Today’s post comes from my friend, colleague, and information architect extraordinaire, Lisa Loyo.
Recently we’ve had some new web sites that don’t work well with our Google Search Appliance (GSA). These nearly complete sites weren’t being indexed completely and in one case, secure search could not be implemented.
Stakeholders were panicking. Developers were scrambling to find quick fixes to big problems. Fingers were being pointed.
All of it was preventable.
First, in a nutshell, this is how the GSA works:
The GSA crawls pages looking via links for unique URLs that match patterns such as a domain. When it finds one, the page gets indexed. Pages that are not indexed cannot be found.
So, why can’t I find that page?
Imagine a page that contains a list of five products. Users can click a link to the see the next five products and so on. The first page showed up in the search results. The subsequent pages did not.
The problem? The URL didn’t change on the subsequent pages!
The GSA could not find a unique URL to index. Thus not all of the products were indexed. Quite the conundrum! We’ve seen this problem more than once. It’s easy enough to avoid if thinking about search from the beginning.

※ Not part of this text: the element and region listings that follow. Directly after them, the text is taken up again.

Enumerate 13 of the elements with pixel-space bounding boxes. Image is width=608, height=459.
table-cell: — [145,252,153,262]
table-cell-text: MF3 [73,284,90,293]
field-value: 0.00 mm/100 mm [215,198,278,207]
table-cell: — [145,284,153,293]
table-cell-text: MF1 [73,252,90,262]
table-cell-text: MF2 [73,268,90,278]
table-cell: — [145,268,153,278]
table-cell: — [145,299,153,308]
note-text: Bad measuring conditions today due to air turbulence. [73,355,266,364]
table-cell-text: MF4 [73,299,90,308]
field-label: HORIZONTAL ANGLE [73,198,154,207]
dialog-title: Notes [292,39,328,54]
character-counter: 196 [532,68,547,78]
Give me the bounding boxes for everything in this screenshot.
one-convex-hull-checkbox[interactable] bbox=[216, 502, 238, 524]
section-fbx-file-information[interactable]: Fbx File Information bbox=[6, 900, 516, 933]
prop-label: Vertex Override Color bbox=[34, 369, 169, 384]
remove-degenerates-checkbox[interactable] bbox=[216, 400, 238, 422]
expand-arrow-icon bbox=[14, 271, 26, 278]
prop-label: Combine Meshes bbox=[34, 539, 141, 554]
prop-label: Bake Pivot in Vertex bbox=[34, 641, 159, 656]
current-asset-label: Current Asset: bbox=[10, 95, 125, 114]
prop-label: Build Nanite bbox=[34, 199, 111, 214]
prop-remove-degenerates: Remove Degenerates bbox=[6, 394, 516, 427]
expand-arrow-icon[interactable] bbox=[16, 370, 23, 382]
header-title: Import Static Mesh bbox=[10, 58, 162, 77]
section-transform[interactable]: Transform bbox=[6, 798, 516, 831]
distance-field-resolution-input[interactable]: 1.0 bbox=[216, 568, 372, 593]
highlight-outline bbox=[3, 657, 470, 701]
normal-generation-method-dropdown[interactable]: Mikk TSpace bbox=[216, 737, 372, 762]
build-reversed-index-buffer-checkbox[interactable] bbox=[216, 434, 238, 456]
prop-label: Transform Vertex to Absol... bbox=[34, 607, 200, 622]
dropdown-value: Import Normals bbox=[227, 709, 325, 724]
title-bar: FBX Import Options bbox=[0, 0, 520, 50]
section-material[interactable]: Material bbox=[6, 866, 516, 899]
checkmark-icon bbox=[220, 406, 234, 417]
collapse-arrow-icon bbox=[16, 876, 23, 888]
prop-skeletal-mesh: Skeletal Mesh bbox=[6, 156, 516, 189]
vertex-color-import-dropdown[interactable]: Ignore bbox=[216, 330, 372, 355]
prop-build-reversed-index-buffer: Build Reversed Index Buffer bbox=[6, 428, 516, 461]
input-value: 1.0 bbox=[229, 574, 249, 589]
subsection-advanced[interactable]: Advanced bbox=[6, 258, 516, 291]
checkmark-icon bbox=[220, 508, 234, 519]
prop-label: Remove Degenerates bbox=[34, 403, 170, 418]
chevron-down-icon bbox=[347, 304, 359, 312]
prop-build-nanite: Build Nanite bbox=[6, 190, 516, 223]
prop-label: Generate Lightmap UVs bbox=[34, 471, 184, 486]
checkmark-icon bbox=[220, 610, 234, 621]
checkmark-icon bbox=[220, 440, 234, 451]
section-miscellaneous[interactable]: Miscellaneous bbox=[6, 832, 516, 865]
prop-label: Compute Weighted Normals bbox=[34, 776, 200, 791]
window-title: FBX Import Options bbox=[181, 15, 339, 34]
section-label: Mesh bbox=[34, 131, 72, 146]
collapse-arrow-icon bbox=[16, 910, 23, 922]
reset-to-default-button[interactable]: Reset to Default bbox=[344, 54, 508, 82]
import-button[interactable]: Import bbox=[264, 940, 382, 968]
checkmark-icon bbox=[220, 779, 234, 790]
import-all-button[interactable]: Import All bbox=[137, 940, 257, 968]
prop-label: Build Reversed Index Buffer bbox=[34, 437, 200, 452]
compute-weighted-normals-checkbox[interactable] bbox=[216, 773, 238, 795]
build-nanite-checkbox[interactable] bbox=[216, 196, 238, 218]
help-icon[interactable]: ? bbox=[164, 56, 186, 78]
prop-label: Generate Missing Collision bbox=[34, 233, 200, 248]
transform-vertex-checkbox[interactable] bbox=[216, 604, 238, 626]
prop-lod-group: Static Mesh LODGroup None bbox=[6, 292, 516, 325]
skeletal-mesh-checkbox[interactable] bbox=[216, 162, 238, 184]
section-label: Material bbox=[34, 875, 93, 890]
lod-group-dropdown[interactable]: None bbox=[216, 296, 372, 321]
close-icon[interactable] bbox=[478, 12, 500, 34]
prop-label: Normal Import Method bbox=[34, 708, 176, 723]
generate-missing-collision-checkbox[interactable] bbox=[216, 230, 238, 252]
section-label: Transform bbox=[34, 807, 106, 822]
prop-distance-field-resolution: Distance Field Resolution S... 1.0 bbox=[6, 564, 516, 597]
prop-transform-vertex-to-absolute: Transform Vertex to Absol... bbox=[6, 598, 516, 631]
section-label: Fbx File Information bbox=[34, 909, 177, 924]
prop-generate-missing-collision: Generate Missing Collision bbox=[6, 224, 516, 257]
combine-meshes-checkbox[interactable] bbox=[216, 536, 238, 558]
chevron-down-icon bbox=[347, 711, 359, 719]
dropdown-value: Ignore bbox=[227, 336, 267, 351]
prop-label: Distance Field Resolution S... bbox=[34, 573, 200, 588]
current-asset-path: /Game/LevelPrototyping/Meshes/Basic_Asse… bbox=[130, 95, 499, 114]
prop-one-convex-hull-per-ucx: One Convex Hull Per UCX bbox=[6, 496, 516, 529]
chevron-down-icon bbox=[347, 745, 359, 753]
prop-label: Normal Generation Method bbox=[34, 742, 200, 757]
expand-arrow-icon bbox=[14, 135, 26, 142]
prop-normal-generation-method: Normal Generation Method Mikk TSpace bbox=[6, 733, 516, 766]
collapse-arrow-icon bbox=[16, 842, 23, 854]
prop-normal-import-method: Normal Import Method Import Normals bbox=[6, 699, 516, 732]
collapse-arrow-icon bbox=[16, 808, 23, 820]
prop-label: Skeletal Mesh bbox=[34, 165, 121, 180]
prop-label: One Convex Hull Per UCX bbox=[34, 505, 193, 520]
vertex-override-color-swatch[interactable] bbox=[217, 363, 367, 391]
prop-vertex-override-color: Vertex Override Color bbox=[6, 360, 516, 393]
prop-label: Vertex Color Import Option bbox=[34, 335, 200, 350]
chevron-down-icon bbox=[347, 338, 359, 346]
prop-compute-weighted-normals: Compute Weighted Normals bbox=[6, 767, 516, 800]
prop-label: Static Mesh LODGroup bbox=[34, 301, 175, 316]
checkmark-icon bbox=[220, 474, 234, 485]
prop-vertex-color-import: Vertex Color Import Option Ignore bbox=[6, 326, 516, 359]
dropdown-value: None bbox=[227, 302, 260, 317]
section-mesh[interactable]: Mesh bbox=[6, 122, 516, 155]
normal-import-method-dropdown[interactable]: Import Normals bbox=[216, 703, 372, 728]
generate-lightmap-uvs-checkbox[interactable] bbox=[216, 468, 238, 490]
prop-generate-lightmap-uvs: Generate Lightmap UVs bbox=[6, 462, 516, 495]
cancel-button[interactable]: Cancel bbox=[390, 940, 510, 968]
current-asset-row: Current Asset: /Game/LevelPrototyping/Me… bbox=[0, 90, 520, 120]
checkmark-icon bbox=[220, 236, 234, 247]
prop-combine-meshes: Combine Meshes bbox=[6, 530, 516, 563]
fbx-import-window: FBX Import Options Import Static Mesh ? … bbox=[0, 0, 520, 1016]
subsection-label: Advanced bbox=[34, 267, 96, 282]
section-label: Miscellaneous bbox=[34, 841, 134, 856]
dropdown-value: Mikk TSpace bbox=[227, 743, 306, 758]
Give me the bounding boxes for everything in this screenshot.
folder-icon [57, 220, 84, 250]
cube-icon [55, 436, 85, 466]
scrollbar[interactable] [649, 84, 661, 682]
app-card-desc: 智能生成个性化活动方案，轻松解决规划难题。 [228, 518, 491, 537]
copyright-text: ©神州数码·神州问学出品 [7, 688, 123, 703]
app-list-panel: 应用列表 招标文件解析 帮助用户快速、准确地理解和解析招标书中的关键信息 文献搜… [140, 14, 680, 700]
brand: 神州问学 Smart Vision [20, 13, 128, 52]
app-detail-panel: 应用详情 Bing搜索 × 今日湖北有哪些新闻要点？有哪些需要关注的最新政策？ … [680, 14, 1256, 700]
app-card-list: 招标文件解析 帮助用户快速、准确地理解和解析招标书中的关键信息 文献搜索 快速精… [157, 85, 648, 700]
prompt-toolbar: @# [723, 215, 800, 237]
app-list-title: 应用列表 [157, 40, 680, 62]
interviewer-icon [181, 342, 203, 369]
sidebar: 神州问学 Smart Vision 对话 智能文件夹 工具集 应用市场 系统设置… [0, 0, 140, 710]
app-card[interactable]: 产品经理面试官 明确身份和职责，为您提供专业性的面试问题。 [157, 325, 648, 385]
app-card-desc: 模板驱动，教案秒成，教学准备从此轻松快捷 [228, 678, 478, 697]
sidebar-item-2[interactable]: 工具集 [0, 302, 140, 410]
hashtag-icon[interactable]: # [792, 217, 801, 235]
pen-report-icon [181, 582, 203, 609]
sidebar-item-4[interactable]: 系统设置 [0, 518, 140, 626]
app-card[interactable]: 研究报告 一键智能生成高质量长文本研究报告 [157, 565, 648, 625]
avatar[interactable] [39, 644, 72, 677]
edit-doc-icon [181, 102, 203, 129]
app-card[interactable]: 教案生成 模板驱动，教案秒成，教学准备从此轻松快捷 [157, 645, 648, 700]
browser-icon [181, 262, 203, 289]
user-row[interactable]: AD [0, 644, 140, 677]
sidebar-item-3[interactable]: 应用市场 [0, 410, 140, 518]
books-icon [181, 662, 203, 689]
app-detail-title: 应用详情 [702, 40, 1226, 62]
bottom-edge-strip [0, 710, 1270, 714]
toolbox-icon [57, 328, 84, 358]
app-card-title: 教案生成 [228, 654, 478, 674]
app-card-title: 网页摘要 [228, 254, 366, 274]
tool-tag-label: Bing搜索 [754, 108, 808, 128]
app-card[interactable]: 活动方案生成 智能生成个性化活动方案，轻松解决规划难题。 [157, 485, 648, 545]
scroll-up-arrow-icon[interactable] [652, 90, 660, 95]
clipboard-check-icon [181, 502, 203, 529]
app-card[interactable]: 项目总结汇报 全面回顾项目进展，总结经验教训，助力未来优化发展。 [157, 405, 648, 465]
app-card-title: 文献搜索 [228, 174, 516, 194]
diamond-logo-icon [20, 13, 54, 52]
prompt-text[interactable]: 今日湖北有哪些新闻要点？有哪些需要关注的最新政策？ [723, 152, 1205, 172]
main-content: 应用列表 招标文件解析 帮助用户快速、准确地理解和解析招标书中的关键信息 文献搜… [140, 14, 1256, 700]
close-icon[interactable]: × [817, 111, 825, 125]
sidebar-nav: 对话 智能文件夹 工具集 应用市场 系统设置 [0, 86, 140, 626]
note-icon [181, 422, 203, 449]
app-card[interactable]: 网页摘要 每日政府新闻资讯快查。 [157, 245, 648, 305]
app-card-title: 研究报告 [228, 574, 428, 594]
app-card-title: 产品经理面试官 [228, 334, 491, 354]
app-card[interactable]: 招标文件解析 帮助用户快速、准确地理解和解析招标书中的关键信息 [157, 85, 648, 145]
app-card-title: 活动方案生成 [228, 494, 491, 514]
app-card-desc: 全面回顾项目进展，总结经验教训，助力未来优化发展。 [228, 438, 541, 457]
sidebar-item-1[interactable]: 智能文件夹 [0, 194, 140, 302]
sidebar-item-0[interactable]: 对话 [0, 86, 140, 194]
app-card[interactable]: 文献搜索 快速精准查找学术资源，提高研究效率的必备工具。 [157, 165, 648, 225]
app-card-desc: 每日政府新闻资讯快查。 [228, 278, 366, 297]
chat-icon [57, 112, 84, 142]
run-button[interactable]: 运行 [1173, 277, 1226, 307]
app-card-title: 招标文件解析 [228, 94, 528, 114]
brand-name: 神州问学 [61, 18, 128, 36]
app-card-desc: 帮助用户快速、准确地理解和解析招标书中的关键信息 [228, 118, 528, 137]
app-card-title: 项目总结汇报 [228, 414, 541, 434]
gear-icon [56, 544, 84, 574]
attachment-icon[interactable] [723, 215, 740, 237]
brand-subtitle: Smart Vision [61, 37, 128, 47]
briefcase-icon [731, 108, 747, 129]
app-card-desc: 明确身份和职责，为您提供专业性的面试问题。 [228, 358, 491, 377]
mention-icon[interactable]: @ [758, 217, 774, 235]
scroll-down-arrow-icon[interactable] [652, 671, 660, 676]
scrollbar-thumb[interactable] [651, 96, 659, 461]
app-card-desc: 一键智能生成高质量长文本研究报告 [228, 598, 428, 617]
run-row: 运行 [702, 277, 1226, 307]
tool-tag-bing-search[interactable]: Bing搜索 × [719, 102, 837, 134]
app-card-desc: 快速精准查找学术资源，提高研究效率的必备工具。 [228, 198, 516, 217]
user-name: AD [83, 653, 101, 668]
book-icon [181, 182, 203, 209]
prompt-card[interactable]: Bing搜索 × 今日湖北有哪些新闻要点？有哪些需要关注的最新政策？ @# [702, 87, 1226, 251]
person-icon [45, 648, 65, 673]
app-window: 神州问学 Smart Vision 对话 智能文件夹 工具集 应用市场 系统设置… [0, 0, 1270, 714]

Similar to the incomplete indexing, on another site the secure content and the public content were on the same page. The level of exposure depended on whether or not a user was logged in. Unfortunately, the URLs of the secure and public content were the same. The secure content was not even in a separate directory so it was impossible for the GSA to differentiate between the two types of content.
Five tips to ensure your new site plays nice with the Google Search Appliance:
- Think through the search features you want early on.
- Determine what the search engine needs in order to implement the features, whether it be metadata, site structure or something else.
- During early prototyping phase, discuss how to include everything the search engine needs in the web site.
- Test the search function as soon as possible not after the site is in beta and almost ready to launch.
- Think creatively! It’s possible to create content just for the site search engine but not public search engines or for viewing by the public. This can be a site map for indexing or a long list of specific items, such as directory entries to index.